As you probably know, New Jersey is one of the 49 states to get snow in the recent snow storm. At my house we probably got 30-36 inches in total over a four day period. Ugh.

The skies have been clear for about five days now, and although there’s no snow in the forecast there’s plenty of it on the ground. So I’ve been drawing on the lessons I learned in Ms. McCarty’s 4th grade class at Driscoll Elementary.
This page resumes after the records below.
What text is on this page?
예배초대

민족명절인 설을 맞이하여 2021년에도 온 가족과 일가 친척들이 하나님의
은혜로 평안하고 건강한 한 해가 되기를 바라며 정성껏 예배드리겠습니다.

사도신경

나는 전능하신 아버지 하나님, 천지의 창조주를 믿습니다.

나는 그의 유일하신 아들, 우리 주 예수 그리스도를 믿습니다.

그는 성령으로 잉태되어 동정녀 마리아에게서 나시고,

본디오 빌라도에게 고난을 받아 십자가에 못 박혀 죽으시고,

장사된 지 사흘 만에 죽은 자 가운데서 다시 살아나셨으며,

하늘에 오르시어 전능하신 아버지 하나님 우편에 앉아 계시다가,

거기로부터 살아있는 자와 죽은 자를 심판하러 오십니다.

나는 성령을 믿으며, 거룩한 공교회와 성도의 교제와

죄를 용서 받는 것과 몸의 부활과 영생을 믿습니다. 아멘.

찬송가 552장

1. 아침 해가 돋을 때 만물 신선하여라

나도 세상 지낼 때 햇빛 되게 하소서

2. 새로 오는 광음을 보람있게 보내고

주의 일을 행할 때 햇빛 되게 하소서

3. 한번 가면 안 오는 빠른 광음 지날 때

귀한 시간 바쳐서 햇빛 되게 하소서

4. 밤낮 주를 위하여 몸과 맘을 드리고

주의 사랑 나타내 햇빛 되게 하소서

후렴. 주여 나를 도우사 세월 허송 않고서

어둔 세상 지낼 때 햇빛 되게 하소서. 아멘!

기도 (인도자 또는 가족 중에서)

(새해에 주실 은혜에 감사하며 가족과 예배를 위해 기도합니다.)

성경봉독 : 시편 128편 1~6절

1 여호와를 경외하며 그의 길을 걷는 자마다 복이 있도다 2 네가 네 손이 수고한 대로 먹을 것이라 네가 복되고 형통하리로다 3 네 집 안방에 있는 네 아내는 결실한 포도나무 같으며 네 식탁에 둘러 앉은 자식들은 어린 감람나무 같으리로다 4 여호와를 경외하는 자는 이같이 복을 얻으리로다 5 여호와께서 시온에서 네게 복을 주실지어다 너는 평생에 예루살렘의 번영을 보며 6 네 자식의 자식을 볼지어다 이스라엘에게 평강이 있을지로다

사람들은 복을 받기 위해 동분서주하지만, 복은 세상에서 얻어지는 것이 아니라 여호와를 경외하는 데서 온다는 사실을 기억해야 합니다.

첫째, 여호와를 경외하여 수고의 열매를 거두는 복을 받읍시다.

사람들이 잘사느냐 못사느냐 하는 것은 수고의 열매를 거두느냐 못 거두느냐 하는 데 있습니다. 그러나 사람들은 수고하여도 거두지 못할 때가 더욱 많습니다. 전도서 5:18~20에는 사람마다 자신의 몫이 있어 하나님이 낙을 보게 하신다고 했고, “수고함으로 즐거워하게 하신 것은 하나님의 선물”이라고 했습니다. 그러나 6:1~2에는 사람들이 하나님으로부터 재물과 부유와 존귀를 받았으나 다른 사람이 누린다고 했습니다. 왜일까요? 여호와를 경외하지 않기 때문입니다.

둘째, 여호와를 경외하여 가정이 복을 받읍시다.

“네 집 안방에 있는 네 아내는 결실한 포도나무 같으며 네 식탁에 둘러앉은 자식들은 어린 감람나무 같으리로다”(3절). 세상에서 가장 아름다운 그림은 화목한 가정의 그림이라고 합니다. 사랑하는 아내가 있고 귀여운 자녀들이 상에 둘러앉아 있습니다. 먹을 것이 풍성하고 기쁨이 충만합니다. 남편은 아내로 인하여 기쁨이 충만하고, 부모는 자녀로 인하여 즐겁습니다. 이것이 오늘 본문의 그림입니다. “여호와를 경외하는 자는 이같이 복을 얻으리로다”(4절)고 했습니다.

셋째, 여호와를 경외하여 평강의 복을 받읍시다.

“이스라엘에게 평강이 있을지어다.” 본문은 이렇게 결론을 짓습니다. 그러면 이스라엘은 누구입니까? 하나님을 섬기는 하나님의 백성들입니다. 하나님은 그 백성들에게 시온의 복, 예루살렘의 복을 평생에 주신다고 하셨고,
There’s no way I’m hauling shovelfulls of wet, icy snow from one side of my driveway to another. Instead I’ve been simply throwing the snow into the street… onto the clear, black asphalt.  Warm, toasty, sun’s energy absorbing black asphalt. I flick the snow onto the street, kick any clumps into smaller wisps of snow and watch them melt almost instantly and flow back into the gutters.

By the time I finished my most recent round of doing this, all the snow had melted and I’d cleared another 54 cubic feet of snow from in front of my house. (That’s an 18 foot wide, 1.5 foot deep rectangle of snow extending two feet from the curb, if you’re scoring at home.)

It’s tiring and my back hurts from all the twisting and throwing, but I’m pleased to have been able to apply the lesson I learned back when we put a piece of black felt and a piece of  white felt on the snow and watched the black felt sink about a foot into the snow over the course of a day back in 1978.

Thank you Ms. McCarty (and “Gifted and Talented” supplemental instruction teacher, Ms. Safran), you taught me well.